11.6.07

Imprezy


Mia:
Nie cierpię imprez a oni tu teraz ciągle parapetówki organizują. Przychodzę, tłumaczę, że źle znoszę tłumy i głośną muzykę, ale oni mają to gdzieś. Za to ten jamajski alfons jest w swoim żywiole. Że niby taki słodziutki, daje się obściskiwać każdej babie i facetowi też. Wszyscy piszczą. A potem mnie wyciągają – ze taka piękna, ale niedostępna. I dobrze niech tak zostanie, nie życzę sobie bywać na imprezach.


Rudolf:
Lubię dziewczynki, nie ma co! Kolesie też są fajni. Ale nie ma to jak przytulić się do ładnej dziewczyny. Tutaj widzicie mnie na zdjęciu z Karolą – słodka nie?

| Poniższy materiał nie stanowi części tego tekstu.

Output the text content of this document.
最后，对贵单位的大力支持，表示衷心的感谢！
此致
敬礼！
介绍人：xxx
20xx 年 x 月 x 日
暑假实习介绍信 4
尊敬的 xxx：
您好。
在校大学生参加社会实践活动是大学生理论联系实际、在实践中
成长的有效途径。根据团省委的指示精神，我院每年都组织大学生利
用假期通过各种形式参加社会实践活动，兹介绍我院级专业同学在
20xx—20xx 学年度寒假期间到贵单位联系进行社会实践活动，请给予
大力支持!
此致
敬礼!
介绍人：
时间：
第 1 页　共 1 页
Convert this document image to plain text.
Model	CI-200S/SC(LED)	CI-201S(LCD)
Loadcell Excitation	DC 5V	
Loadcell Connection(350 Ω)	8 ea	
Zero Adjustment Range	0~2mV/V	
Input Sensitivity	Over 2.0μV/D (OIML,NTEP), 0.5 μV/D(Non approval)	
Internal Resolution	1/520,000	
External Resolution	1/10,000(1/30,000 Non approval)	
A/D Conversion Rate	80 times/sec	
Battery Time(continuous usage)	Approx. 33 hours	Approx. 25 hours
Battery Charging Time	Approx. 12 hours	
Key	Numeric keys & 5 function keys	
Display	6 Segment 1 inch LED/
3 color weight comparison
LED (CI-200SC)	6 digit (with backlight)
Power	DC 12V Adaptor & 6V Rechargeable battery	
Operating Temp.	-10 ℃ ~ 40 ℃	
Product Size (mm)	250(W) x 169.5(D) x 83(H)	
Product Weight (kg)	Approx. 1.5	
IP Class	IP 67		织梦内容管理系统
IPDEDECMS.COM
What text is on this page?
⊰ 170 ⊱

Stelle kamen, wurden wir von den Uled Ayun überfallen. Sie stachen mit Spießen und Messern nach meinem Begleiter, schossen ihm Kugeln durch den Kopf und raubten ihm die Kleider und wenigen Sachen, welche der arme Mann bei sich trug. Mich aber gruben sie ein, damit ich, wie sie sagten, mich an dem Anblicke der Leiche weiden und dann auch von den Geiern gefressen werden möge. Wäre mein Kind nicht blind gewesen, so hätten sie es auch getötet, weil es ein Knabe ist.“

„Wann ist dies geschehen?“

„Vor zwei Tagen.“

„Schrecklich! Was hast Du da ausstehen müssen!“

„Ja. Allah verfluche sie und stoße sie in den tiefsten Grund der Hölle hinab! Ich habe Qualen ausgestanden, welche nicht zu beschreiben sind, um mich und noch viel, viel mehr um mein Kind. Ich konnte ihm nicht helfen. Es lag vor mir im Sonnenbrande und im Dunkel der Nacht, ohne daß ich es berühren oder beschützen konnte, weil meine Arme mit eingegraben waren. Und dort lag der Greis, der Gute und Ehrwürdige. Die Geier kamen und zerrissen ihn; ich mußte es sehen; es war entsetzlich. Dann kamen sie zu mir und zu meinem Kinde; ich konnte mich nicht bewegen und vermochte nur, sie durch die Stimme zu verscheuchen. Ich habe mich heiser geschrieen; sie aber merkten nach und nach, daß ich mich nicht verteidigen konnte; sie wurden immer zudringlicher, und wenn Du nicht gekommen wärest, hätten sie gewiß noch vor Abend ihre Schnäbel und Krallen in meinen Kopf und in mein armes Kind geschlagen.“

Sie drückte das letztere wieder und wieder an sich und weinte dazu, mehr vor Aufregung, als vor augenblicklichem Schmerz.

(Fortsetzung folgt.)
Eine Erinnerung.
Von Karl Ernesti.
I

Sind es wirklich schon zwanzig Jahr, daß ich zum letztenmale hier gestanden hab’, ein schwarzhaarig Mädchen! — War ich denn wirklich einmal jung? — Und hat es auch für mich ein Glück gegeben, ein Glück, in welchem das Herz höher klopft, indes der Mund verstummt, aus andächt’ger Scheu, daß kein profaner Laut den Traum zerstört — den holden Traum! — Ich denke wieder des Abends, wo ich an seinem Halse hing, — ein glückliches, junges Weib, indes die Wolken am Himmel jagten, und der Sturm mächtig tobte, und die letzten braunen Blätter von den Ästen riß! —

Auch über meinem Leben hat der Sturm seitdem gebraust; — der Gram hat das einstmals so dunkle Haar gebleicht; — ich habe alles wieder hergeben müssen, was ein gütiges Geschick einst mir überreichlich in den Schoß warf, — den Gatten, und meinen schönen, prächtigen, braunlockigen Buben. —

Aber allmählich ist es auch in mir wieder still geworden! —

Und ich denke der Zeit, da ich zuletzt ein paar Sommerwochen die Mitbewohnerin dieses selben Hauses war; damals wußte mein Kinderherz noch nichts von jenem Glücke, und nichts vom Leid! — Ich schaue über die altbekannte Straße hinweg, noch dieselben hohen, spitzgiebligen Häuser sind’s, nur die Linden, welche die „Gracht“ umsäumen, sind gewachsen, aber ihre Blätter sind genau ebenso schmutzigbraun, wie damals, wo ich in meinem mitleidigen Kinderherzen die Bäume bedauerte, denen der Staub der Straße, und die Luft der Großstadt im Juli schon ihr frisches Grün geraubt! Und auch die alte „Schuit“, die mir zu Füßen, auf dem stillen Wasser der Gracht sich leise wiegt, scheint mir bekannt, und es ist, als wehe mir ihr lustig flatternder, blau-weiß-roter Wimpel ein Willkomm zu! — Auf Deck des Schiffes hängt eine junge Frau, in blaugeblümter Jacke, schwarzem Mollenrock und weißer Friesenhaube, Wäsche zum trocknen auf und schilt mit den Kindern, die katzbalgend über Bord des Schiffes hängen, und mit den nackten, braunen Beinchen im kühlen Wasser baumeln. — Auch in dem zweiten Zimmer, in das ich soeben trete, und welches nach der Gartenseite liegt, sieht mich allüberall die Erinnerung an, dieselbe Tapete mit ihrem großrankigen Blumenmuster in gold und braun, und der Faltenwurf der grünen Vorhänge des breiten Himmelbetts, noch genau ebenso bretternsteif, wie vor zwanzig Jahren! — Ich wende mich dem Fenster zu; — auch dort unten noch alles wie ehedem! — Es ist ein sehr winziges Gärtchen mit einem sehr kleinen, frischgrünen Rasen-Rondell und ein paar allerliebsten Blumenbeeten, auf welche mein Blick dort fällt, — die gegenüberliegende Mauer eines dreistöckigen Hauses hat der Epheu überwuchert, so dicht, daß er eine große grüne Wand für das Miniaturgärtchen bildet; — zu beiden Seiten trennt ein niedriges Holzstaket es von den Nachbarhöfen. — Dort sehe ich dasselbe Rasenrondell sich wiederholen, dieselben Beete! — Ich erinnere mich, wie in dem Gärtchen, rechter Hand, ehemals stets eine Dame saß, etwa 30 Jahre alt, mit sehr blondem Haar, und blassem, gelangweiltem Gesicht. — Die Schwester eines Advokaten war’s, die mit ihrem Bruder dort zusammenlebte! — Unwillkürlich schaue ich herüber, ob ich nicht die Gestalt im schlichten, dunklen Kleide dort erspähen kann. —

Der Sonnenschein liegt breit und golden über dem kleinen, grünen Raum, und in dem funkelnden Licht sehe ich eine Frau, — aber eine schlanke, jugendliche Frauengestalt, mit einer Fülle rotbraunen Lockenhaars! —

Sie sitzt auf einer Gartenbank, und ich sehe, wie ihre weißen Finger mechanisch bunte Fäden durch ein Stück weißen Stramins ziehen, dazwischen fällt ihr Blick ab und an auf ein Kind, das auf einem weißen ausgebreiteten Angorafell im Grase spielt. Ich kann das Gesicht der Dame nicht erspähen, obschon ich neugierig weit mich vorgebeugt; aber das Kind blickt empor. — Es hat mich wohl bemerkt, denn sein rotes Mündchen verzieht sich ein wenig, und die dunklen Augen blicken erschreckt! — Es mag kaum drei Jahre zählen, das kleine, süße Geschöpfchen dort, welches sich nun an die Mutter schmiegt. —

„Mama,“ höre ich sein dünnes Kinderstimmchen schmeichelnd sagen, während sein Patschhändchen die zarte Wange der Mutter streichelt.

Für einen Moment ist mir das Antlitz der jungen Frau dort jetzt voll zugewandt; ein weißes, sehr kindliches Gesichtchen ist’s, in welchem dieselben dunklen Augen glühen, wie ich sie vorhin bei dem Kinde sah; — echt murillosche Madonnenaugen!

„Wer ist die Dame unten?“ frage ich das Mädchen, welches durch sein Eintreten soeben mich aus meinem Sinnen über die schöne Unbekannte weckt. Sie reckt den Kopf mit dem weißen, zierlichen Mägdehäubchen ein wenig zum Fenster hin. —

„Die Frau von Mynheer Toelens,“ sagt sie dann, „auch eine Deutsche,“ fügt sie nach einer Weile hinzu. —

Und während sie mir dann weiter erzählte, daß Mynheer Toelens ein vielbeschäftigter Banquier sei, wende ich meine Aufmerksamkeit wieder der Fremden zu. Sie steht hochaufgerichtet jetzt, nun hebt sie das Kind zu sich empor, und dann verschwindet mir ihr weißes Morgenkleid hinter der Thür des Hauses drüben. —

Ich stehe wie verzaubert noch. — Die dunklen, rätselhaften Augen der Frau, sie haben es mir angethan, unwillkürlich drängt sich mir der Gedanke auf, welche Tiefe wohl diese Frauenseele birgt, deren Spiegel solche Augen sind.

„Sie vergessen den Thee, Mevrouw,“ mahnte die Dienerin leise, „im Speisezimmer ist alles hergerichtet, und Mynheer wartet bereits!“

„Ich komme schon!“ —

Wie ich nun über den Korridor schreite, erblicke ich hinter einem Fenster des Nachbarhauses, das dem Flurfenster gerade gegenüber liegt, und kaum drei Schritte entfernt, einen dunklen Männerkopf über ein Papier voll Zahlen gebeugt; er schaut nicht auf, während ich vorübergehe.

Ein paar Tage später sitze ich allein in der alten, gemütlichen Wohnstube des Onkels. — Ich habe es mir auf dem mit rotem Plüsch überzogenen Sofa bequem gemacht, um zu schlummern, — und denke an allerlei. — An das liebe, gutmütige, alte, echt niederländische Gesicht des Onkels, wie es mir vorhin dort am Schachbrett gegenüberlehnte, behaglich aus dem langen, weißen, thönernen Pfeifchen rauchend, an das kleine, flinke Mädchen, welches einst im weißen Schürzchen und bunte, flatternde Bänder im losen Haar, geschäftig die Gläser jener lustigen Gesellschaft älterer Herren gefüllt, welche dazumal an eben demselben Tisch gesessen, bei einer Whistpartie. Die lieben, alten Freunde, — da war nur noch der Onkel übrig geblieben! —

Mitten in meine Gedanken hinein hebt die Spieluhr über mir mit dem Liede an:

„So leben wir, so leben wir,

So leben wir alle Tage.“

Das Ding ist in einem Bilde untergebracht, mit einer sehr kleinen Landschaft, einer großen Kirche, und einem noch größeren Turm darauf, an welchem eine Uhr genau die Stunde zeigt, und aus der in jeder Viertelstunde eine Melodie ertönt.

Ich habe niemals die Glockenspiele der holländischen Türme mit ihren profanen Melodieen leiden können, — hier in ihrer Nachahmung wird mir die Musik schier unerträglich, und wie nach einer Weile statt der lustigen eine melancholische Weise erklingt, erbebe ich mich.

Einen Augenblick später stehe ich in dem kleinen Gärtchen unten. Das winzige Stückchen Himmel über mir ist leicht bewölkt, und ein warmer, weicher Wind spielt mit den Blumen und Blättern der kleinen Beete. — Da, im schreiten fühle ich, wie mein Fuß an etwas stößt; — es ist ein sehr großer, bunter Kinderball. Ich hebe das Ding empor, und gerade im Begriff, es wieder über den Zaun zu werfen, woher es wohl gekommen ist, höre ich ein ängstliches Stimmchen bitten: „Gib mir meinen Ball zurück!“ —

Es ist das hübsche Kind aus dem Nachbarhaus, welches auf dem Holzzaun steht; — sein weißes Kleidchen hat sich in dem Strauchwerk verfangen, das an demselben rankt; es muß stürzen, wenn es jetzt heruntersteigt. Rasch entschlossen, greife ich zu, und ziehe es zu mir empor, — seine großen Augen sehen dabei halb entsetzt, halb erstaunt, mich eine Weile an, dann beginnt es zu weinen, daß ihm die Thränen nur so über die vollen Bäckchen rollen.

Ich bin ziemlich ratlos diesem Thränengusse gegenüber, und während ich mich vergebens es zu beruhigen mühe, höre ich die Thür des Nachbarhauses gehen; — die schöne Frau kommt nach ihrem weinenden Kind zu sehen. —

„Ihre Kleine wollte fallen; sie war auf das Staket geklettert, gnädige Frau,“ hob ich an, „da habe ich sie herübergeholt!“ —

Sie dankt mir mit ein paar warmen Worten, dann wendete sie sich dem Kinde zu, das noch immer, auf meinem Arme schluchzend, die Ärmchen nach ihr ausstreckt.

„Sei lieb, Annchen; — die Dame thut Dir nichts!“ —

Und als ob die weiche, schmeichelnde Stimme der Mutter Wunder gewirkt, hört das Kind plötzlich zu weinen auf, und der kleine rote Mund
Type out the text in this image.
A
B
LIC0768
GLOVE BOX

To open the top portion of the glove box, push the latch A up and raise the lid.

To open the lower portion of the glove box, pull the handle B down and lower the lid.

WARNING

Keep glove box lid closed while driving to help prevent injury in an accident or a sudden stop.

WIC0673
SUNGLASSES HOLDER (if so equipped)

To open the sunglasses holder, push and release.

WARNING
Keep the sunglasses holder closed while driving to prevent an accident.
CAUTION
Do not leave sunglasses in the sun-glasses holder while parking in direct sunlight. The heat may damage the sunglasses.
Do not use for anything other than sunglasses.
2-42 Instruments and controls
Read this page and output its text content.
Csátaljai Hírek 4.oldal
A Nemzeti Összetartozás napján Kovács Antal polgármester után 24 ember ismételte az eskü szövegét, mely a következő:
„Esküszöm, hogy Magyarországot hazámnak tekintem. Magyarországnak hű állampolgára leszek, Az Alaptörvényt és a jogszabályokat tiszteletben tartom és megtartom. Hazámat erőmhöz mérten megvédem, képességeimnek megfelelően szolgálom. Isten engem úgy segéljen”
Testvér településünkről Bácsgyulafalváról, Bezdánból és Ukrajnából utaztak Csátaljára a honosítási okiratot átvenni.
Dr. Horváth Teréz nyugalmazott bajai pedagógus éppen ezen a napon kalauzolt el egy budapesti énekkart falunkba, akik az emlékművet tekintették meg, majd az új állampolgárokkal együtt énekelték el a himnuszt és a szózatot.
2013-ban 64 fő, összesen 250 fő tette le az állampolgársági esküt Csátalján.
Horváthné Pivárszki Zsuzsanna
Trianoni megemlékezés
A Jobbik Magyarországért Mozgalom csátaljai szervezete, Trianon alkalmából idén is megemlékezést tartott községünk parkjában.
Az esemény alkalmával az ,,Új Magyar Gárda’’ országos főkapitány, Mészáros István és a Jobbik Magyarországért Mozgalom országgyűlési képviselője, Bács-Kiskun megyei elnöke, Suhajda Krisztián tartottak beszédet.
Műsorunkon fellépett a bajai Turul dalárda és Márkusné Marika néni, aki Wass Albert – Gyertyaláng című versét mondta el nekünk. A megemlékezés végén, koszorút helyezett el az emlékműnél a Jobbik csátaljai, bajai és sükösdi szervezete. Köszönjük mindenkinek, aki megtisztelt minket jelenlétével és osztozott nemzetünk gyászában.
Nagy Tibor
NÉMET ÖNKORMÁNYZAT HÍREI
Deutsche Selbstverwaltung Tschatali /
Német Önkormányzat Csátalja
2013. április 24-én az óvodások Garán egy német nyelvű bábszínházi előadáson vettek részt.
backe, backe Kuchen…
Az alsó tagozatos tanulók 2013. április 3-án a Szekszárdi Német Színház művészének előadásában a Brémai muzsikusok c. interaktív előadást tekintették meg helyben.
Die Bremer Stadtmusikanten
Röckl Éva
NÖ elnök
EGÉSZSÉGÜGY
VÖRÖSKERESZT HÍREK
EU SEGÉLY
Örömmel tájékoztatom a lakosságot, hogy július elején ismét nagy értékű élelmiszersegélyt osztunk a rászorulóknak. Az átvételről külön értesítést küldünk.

Wysłałem to zdjęcie do starego, tego z Warszawy, Pawła, i zaraz chciał, żebym go z nią umówił, że jej pokaże Warszawę. Ale mu powiedziałem, żeby teraz lepiej nastawił się na bawienie dzieci a nie kociaków. Niezłe, co? Dużo ładnych dziewczyn się tu kręci i ja uwielbiam imprezki!